Patchwork s390: Avoid CAS boolean output inefficiency

login
register
mail settings
Submitter Ulrich Weigand
Date Aug. 7, 2012, 5:02 p.m.
Message ID <201208071702.q77H2DFl025511@d06av02.portsmouth.uk.ibm.com>
Download mbox | patch
Permalink /patch/175752/
State New
Headers show

Comments

Ulrich Weigand - Aug. 7, 2012, 5:02 p.m.
Richard Henderson wrote:
> On 08/06/2012 11:34 AM, Ulrich Weigand wrote:
> > There is one particular inefficiency I have noticed.  This code:
> > 
> >   if (!__atomic_compare_exchange_n (&v, &expected, max, 0 , 0, 0))
> >     abort ();
> > 
> > from atomic-compare-exchange-3.c gets compiled into:
> > 
> >         l       %r3,0(%r2)
> >         larl    %r1,v
> >         cs      %r3,%r4,0(%r1)
> >         ipm     %r1
> >         sra     %r1,28
> >         st      %r3,0(%r2)
> >         ltr     %r1,%r1
> >         jne     .L3
> > 
> > which is extremely inefficient; it converts the condition code into
> > an integer using the slow ipm, sra sequence, just so that it can
> > convert the integer back into a condition code via ltr and branch
> > on it ...
> 
> This was caused (or perhaps abetted by) the representation of EQ
> as NE ^ 1.  With the subsequent truncation and zero-extend, I
> think combine reached its insn limit of 3 before seeing everything
> it needed to see.

Yes, combine isn't able to handle everything in one go, but it finds
an intermediate insn.  With the old __sync_compare_and_swap, it is
then able to optimize everything away in a second step; the only
reason this doesn't work any more is the intervening store.

The following patch changes the builtin expander to pass a MEM oldval
as-is to the back-end expander, so that the back-end can move the
store to before the CC operation.  With that patch I'm also seeing
all the IPMs disappear.

[ Well, all except for this one:

> This happens because CSE notices the cbranch vs 0, and sets r116
> to zero along the path to
> 
>      32   if (!__atomic_compare_exchange_n (&v, &expected, 0, STRONG,
>                                             __ATOMIC_RELEASE, __ATOMIC_ACQUIRE))
> 
> at which point CSE decides that it would be cheaper to "re-use"
> the zero already in r116 instead of load another constant 0 here.
> After that, combine is ham-strung because r116 is not dead.

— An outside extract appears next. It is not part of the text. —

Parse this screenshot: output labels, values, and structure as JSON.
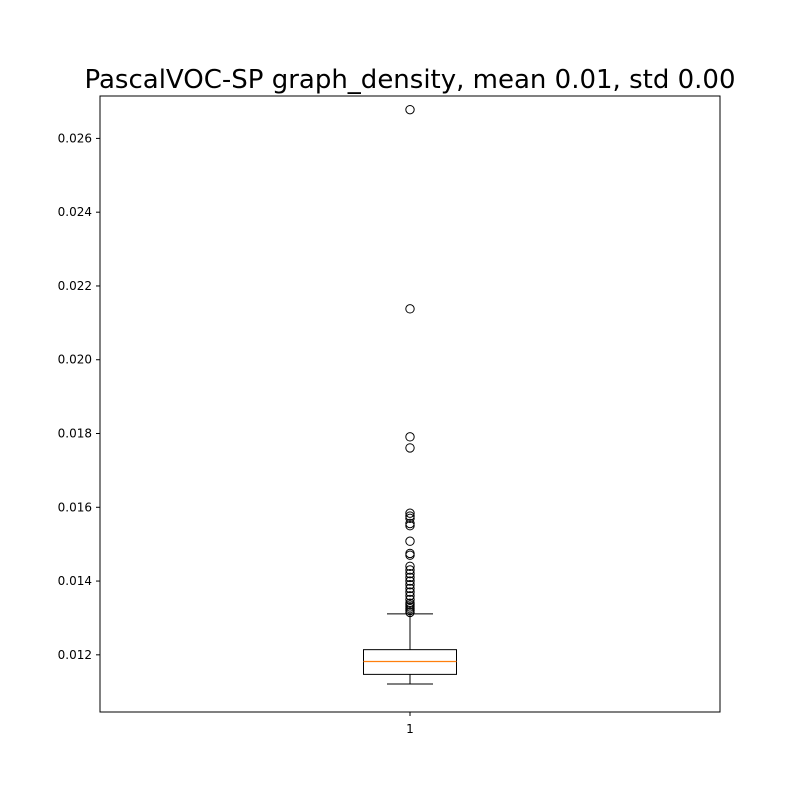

As you point out, this does indeed fix this problem as well:

> A short-term possibility is to have the CAS insns accept general_operand,
> so that the 0 gets merged.  
]


What do you think about this solution?  It has the advantage that
we still get the same xor code if we actually do need the ipm ...


Bye,
Ulrich
Richard Henderson - Aug. 7, 2012, 10:13 p.m.
On 08/07/2012 10:02 AM, Ulrich Weigand wrote:
> The following patch changes the builtin expander to pass a MEM oldval
> as-is to the back-end expander, so that the back-end can move the
> store to before the CC operation.  With that patch I'm also seeing
> all the IPMs disappear.
...
> What do you think about this solution?  It has the advantage that
> we still get the same xor code if we actually do need the ipm ...

I'm ok with that patch.


r~

Patch

diff -ur gcc/builtins.c gcc.new/builtins.c
--- gcc/builtins.c	2012-08-07 16:04:45.054348099 +0200
+++ gcc.new/builtins.c	2012-08-07 15:44:01.304349225 +0200
@@ -5376,6 +5376,7 @@ 
 
   expect = expand_normal (CALL_EXPR_ARG (exp, 1));
   expect = convert_memory_address (Pmode, expect);
+  expect = gen_rtx_MEM (mode, expect);
   desired = expand_expr_force_mode (CALL_EXPR_ARG (exp, 2), mode);
 
   weak = CALL_EXPR_ARG (exp, 3);
@@ -5383,14 +5384,15 @@ 
   if (host_integerp (weak, 0) && tree_low_cst (weak, 0) != 0)
     is_weak = true;
 
-  oldval = copy_to_reg (gen_rtx_MEM (mode, expect));
-
+  oldval = expect;
   if (!expand_atomic_compare_and_swap ((target == const0_rtx ? NULL : &target),
 				       &oldval, mem, oldval, desired,
 				       is_weak, success, failure))
     return NULL_RTX;
 
-  emit_move_insn (gen_rtx_MEM (mode, expect), oldval);
+  if (oldval != expect)
+    emit_move_insn (expect, oldval);
+
   return target;
 }
 
diff -ur gcc/config/s390/s390.md gcc.new/config/s390/s390.md
--- gcc/config/s390/s390.md	2012-08-07 16:04:54.204348621 +0200
+++ gcc.new/config/s390/s390.md	2012-08-07 16:00:21.934348628 +0200
@@ -8870,7 +8870,7 @@ 
 
 (define_expand "atomic_compare_and_swap<mode>"
   [(match_operand:SI 0 "register_operand")	;; bool success output
-   (match_operand:DGPR 1 "register_operand")	;; oldval output
+   (match_operand:DGPR 1 "nonimmediate_operand");; oldval output
    (match_operand:DGPR 2 "memory_operand")	;; memory
    (match_operand:DGPR 3 "register_operand")	;; expected intput
    (match_operand:DGPR 4 "register_operand")	;; newval intput
@@ -8879,9 +8879,17 @@ 
    (match_operand:SI 7 "const_int_operand")]	;; failure model
   ""
 {
-  rtx cc, cmp;
+  rtx cc, cmp, output = operands[1];
+
+  if (!register_operand (output, <MODE>mode))
+    output = gen_reg_rtx (<MODE>mode);
+
   emit_insn (gen_atomic_compare_and_swap<mode>_internal
-	     (operands[1], operands[2], operands[3], operands[4]));
+	     (output, operands[2], operands[3], operands[4]));
+
+  if (output != operands[1])
+    emit_move_insn (operands[1], output);
+
   cc = gen_rtx_REG (CCZ1mode, CC_REGNUM);
   cmp = gen_rtx_EQ (SImode, cc, const0_rtx);
   emit_insn (gen_cstorecc4 (operands[0], cmp, cc, const0_rtx));